Moonshine v2 (~290 MB)
Compact English model built for real-time latency. Half the size of Parakeet, optimized for short utterances. The right choice for dictation where sub-500ms is non-negotiable.
The Real-Time Pipeline
- Audio capture. AVAudioEngine reads microphone samples at 16kHz.
- VAD. Lightweight voice activity detection — model only runs when you're speaking.
- CoreML inference. Moonshine v2 completes in 80–200ms on M1 and later.
- Text injection. Output inserted at cursor via the macOS Accessibility API.
A typical short utterance ("schedule the meeting for Thursday at 2") takes 300–450ms from when you stop speaking to when text appears. Fast enough to feel nearly instantaneous.
Why This Wasn't Possible Before
On an Intel MacBook Pro, Whisper Large took 4–8 seconds per 30-second audio segment — too slow for real-time use and loud enough to spin up the fans. The M1 changed this. Moonshine v2 inference completes in 80–200ms, completely silent, barely registering in Activity Monitor.
What's Next
Model quality keeps improving. Parakeet and Moonshine are already at v3 and v2 respectively — meaningfully better than their initial releases. Apple's own speech models via SpeechAnalyzer improve with each macOS release.

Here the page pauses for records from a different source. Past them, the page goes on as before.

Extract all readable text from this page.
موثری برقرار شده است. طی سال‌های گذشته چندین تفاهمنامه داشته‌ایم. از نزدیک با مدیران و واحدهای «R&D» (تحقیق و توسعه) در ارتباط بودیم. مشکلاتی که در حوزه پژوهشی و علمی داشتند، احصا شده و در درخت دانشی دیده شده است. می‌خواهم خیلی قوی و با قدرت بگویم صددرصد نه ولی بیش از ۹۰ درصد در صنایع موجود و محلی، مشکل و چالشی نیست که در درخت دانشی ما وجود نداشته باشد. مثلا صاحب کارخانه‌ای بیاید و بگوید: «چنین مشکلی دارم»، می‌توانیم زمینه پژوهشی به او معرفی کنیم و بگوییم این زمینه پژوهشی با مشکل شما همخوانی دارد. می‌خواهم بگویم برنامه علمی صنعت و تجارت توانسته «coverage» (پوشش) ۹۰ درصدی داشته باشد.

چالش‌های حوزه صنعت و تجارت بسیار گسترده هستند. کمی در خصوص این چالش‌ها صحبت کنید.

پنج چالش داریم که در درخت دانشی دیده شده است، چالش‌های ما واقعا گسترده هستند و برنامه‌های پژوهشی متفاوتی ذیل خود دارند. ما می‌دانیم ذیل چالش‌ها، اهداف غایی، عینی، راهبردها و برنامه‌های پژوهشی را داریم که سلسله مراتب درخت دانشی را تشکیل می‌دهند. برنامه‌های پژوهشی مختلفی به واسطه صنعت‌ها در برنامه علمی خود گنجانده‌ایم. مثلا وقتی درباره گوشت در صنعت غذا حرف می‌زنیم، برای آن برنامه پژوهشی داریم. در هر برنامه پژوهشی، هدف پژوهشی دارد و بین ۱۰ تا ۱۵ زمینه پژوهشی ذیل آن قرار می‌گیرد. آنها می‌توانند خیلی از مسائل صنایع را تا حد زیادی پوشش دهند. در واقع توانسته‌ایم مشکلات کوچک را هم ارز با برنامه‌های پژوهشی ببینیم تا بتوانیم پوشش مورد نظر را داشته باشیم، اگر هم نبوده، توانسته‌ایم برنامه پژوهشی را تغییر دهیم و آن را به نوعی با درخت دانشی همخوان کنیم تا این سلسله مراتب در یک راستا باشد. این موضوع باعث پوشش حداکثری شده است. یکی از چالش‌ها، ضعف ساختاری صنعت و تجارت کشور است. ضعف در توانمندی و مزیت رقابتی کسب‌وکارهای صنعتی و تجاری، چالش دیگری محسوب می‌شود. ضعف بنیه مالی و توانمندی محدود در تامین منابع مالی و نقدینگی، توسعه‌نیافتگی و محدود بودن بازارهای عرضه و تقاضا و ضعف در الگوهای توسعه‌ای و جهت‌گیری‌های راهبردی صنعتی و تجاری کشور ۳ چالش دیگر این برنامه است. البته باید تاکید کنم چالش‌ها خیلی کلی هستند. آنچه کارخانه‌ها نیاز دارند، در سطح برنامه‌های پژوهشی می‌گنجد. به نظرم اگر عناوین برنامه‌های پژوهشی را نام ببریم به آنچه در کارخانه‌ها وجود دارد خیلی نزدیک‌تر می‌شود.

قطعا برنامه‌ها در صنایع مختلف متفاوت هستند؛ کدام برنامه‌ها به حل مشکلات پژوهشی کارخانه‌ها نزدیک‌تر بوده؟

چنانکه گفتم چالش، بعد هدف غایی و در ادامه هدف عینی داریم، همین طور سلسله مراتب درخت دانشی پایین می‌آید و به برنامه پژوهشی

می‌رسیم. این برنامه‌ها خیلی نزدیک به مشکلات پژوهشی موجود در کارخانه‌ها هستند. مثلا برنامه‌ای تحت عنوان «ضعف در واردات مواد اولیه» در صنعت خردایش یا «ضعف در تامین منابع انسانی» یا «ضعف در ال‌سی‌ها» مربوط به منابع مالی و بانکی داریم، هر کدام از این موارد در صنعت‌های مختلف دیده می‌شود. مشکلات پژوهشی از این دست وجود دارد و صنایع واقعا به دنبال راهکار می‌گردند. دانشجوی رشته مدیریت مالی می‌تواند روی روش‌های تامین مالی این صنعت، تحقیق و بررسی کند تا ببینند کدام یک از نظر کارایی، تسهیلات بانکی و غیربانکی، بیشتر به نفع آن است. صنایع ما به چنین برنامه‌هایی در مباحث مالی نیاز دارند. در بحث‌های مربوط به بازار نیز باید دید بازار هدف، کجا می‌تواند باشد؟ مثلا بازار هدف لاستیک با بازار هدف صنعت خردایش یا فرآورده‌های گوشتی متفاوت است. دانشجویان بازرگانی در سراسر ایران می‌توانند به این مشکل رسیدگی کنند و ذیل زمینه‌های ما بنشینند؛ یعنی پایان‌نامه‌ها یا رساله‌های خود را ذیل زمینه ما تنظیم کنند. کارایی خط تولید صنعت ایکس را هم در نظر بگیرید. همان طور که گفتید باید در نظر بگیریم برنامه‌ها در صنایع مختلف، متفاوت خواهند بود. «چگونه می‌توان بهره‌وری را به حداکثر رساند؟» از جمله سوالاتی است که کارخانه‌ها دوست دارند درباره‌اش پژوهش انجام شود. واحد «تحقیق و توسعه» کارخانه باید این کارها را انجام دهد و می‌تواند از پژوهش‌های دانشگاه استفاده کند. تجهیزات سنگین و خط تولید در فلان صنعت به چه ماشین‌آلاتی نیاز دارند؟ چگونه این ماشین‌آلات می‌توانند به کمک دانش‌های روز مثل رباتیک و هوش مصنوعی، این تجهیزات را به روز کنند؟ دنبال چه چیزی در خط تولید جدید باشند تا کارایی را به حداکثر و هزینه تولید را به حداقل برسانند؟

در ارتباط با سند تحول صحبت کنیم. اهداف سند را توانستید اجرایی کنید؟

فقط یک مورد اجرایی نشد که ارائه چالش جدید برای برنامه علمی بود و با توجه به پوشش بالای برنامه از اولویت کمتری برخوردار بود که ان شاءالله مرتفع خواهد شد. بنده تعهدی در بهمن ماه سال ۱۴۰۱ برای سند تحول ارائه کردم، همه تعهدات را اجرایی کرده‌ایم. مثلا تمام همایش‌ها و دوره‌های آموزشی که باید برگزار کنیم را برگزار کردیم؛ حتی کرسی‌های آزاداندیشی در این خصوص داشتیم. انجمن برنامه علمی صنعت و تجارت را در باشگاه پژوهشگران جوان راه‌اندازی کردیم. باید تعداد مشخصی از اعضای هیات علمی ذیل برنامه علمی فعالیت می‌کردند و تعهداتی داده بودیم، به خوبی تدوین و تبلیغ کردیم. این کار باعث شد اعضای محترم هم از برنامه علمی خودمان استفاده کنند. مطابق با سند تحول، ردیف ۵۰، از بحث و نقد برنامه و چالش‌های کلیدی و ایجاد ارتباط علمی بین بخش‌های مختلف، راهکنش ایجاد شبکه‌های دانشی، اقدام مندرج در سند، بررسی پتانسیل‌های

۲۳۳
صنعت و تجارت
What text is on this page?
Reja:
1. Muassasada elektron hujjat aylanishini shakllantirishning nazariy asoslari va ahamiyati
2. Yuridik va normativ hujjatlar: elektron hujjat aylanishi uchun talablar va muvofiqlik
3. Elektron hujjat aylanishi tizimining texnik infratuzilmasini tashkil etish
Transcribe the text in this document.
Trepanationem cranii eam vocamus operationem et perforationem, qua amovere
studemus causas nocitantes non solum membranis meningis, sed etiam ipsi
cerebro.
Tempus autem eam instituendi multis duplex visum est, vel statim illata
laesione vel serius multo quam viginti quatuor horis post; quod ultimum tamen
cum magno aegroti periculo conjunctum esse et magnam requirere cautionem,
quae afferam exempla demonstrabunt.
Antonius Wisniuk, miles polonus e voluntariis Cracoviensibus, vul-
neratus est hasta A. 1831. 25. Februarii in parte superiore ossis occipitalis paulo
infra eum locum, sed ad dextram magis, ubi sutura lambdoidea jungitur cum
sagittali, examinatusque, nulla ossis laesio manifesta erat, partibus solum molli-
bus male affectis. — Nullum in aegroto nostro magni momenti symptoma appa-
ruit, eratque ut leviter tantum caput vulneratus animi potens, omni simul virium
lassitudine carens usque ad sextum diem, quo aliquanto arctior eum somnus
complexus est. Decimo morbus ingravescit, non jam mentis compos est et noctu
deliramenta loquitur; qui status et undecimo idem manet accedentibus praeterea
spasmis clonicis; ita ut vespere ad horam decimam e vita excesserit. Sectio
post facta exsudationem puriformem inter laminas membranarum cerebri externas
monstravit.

One of the most compelling emerging use cases is dictation for AI-powered development tools. Claude Code, Codex, Cursor, and ChatGPT are all prompt-driven — the developer's words are the primary input. Typing long, precise prompts is slow and interrupts flow. Speaking them is natural. With sub-500ms local transcription running silently on the Neural Engine, prompts land in any tool — terminal, browser, IDE chat — without latency, without a cloud round-trip, and without a privacy concern. As AI coding assistants become central to how developers work, fast local speech recognition stops being a convenience and starts being infrastructure.
The gap between cloud and local speech recognition is narrowing steadily. For English, local models are already competitive. The era of requiring the cloud for good speech recognition is ending. Apple Silicon is a large part of why.